L’alfabeto alluvionale inizia e finisce con “Perché?”. Una parola, una domanda: ma non c’è risposta. C’è, nei confronti di inermi cittadini allagati per tre volte in poco più di un anno, un silenzio tombale che stride con il ruggito dell’acqua, quella che a Traversara di Bagnacavallo – sputata dal Lamone – ieri mattina ha inghiottito in pochi secondi case-uomini-ricordi-alberi-strade: tutto. E tutti chiedono “perché”. Non “per colpa di chi”. Ma “perché”.

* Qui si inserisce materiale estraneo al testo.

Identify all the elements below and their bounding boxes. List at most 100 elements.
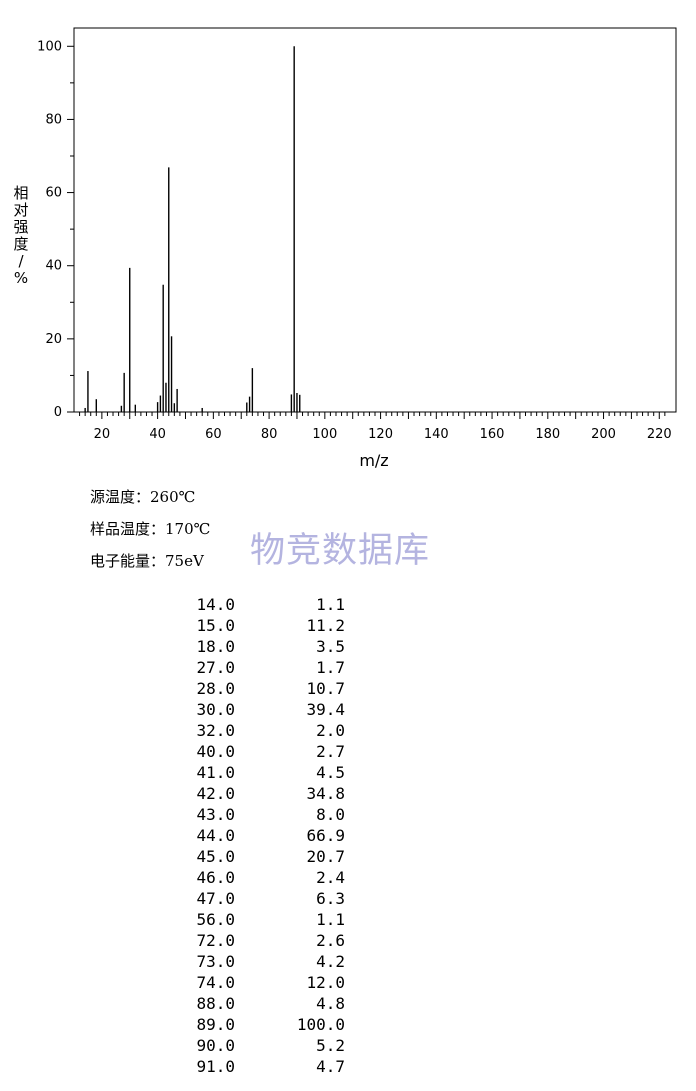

Mettiamo alcuni punti fermi, e poniamo altre domande. In 24 ore in alcune zone sono caduti fra i 300 e i 350 millimetri di pioggia. Nel 2023, nell’ambito di entrambi gli episodi di maggio, ne caddero in media fra i 400 e i 450. Dunque quello del 18-19 settembre è stato un evento di grandi proporzioni, ma poteva essere subito inquadrato in queste dimensioni? Il cambiamento climatico rende sempre più complicati i modelli previsionali: ma possiamo dimenticarci, in senso ontologico, che tutto questo avviene in una pianura alluvionale dove dal Dopoguerra si è costruito anche troppo seguendo il boom economico? No.

Dati ‘positivi’ nella tragedia: le grandi città (Forlì, Cesena e Ravenna) sono state risparmiate, tutti i sistemi di comunicazione e di allerta hanno funzionato. Ma ci sono dati fortemente negativi: parliamo sempre degli stessi torrenti e fiumi. Delle stesse fragilità: l’Idice, il Senio, il Tramazzo, il Marzeno, il Montone. Si tappa una falla e se ne apre un’altra (l’Idice nel Bolognese, ad esempio, con episodi ciclici ma in punti diversi del 2019, 2023, 2024). Molti lavori sono stati fatti dal maggio 2023 a oggi, ma evidentemente non è bastato. Le casse di espansione sono invocate da tutti, ma necessitano di investimenti decennali. La manutenzione si blocca spesso tra lacci e lacciuoli o per inattività o per conflitti di attribuzione e competenze. Il tema non è tanto il superamento degli argini, ma la tenuta degli argini. La gestione dei canali. Delle fogne. E dei troppi “perché”.